A centralized data model also is needed for another benefit that O'Marah says is "a very popular issue" with many companies - cost reduction through design reuse. If a company can easily find work that was previously done and reuse a design for parts or components that performed well, time and money is saved. In addition, says O'Marah, the success of that particular product launch is more certain and warranty costs go down.
Just being able to get information in a single common database that is accessible to all employees can save a customer "tons of money," says Paul Gilmartin, vice president of product management at MatrixOne. "What happens is large companies that have either grown through acquisition or grown with lots of walls internally can't get a common look at information across the enterprise." When MatrixOne helped one large consumer packaged goods customer get a common "vault" of specifications, the company was able to aggregate purchases of common parts across divisions and gain greater economies of scale, he says.

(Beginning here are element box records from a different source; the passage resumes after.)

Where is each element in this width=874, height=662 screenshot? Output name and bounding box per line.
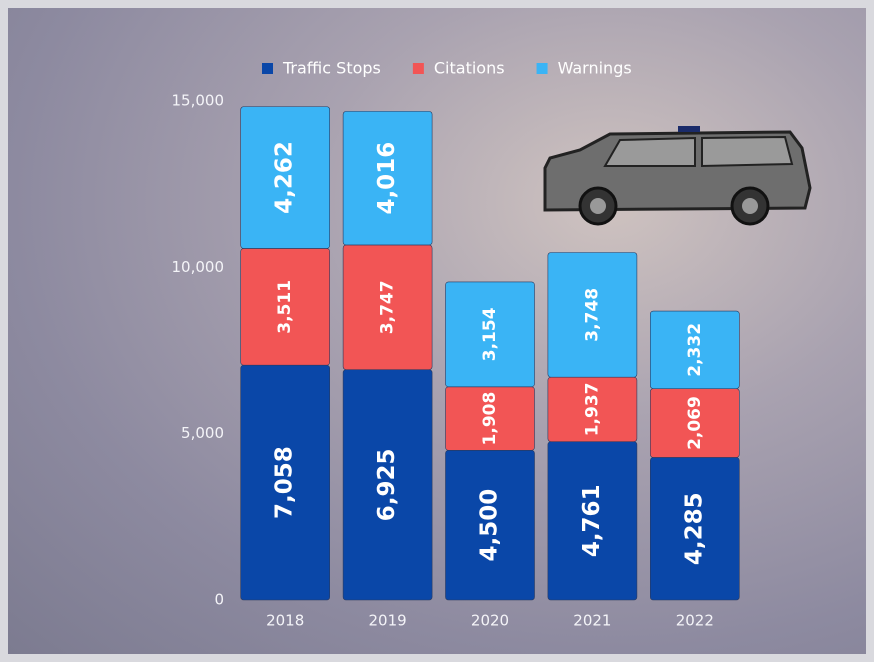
- legend-swatch: [536, 63, 548, 74]
- bar-segment: [342, 111, 433, 246]
- y-tick-label: 0: [214, 591, 224, 609]
- value-label: 4,016: [374, 142, 400, 215]
- value-label: 1,937: [582, 383, 602, 437]
- value-label: 7,058: [272, 446, 298, 519]
- car-illustration: [543, 126, 812, 226]
- legend-label: Citations: [434, 59, 505, 78]
- value-label: 4,500: [477, 489, 503, 562]
- legend-swatch: [412, 63, 424, 74]
- y-tick-label: 15,000: [172, 92, 225, 110]
- bar-segment: [445, 281, 535, 388]
- x-tick-label: 2022: [676, 612, 714, 630]
- y-tick-label: 5,000: [181, 424, 224, 442]
- x-tick-label: 2019: [369, 612, 407, 630]
- value-label: 1,908: [480, 392, 500, 446]
- value-label: 3,154: [480, 307, 500, 361]
- value-label: 6,925: [374, 448, 400, 521]
- value-label: 3,748: [582, 288, 602, 342]
- value-label: 3,747: [378, 280, 398, 334]
- legend-label: Warnings: [558, 59, 632, 78]
- value-label: 3,511: [275, 280, 295, 334]
- value-label: 2,332: [685, 323, 705, 377]
- legend-swatch: [262, 63, 273, 74]
- x-tick-label: 2020: [471, 612, 509, 630]
- value-label: 4,285: [681, 492, 707, 565]
- y-tick-label: 10,000: [172, 258, 225, 276]
- bar-segment: [649, 310, 740, 389]
- value-label: 4,262: [272, 141, 298, 214]
- bar-segment: [547, 252, 638, 378]
- bar-segment: [240, 106, 330, 249]
- value-label: 4,761: [579, 484, 605, 557]
- legend-label: Traffic Stops: [282, 59, 381, 78]
- x-tick-label: 2018: [266, 612, 304, 630]
- value-label: 2,069: [685, 396, 705, 450]
- x-tick-label: 2021: [573, 612, 611, 630]
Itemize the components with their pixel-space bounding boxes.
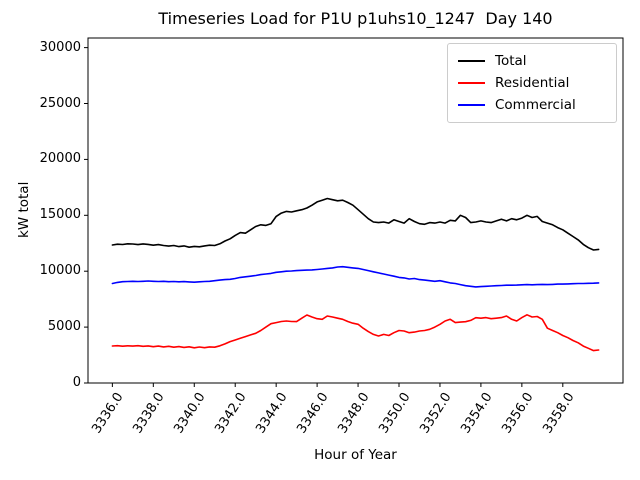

Similarly, the seemingly simple ability to locate documents can have a big cost impact. Siemens Medical, an SAP customer, reported a 60 percent reduction in the cost of administering its document archives and an 80 percent reduction in the time it took to search and access documents.
Virtual Workspace
Kellie Christensen, technology director at Banner Engineering, a PTC customer, says the inability to find specific drawings out of the tens of thousands stored in filing cabinets was a big frustration for the company before recently implementing PDM Link. As that solution is rolled out, "I'm sure we will find many cases where we have spec'd out multiple parts that are essentially the same because we didn't know we already had it."
Providing a virtual workspace for workers that may be globally dispersed is another benefit companies seek, says Kelley. EDS offers a collaboration/visualization tool that allows real-time teaming and that can be implemented in 30 days with almost immediate payback, he adds. "These virtual teams can form on an ad hoc basis and, through the use of this tool, be able to extract all the intellectual property that sits throughout their company relative to their design problem. If this results in eliminating every three or four engineering change orders down the road, it will pay for itself."
"Ultimately, for folks who are trying to do a better job managing the process of bringing new products to market, whether complex products like vehicles and machine tools, or much less complex and higher volume products, the problem essentially is the same," says O'Marah: "How do I coordinate across the different constituents in my organization to try to take advantage of that innovation window and do something about costs, attractiveness and ultimate price point?" That's what PLM is all about.